Tristania - Rubicon
Tristania are not a band unaccustomed to line-up changes, but with the departure of Vibeke Stene whose unique ghostly vocals were such a vital aspect of the band’s sound, you had to worry about where they would go next. Using this opportunity to make numerous other personnel changes, most notably bringing in Kjetil Nordhus to continue the dual male/female vocal fireworks alongside Stene’s replacement Mariangela Demurtas, Rubicon sees the band galloping off in yet another direction with gusto.
Whereas Vibeke had such a fragile, ethereal voice, Mariangela has a forceful, imposing style, and the band have adjusted accordingly; the music is still defiantly gothic, and definitely heavy, but this time around there is a strident confidence as well as more than a hint of pop sensibility thrown into the mix. ‘Sirens’ has a chorus to make any music mogul green with envy with its multifarious vocal harmonies, yet they fit perfectly against the dark, brooding verses built over thick layers of distorted guitars and pounding drums.

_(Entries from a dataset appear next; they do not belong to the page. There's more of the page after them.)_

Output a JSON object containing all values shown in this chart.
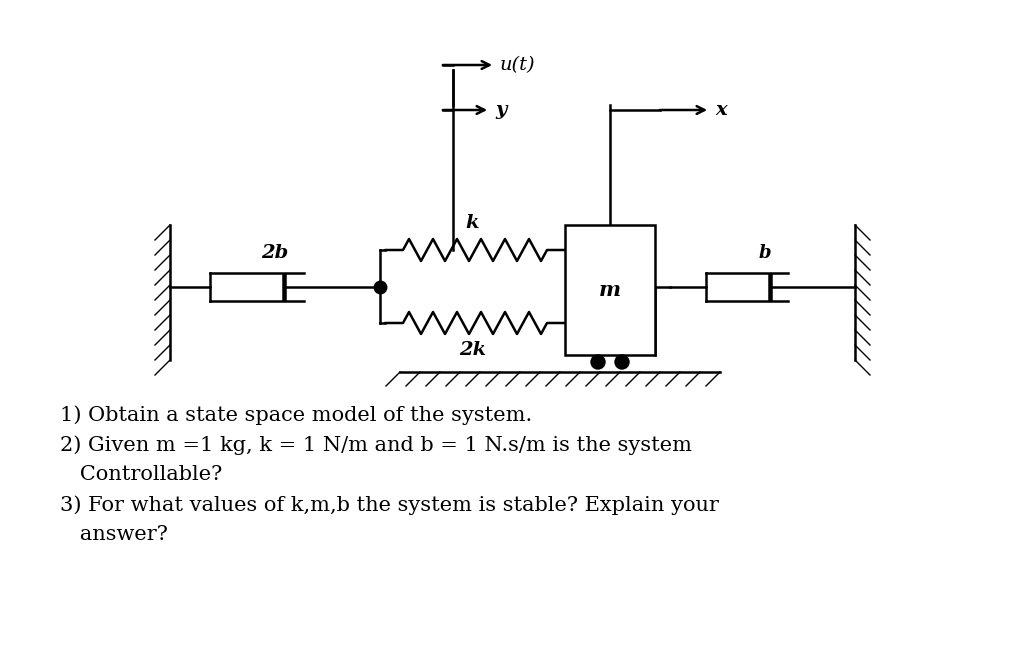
{
  "bg_color": "#ffffff",
  "text_color": "#000000",
  "fig_width": 10.13,
  "fig_height": 6.55,
  "dpi": 100,
  "label_2b": "2b",
  "label_k": "k",
  "label_2k": "2k",
  "label_m": "m",
  "label_b": "b",
  "label_ut": "u(t)",
  "label_y": "y",
  "label_x": "x",
  "q1": "1) Obtain a state space model of the system.",
  "q2a": "2) Given m =1 kg, k = 1 N/m and b = 1 N.s/m is the system",
  "q2b": "   Controllable?",
  "q3a": "3) For what values of k,m,b the system is stable? Explain your",
  "q3b": "   answer?"
}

Personal highlights ‘Patriot Games’ and ‘Vultures’ emphasise the evil musings that permeate throughout Rubicon, and illustrate just how good a vocalist Nordhus really is, and how well he compliments Mariangela. Rubicon might not reach the heights of Ashes or Widow’s Weeds – the best examples from Tristania’s previous incarnations – but does indeed stand up on its own as a memorable and highly enjoyable album; and should this particular troupe manage to hang together they could indeed become yet another classic Tristania collective.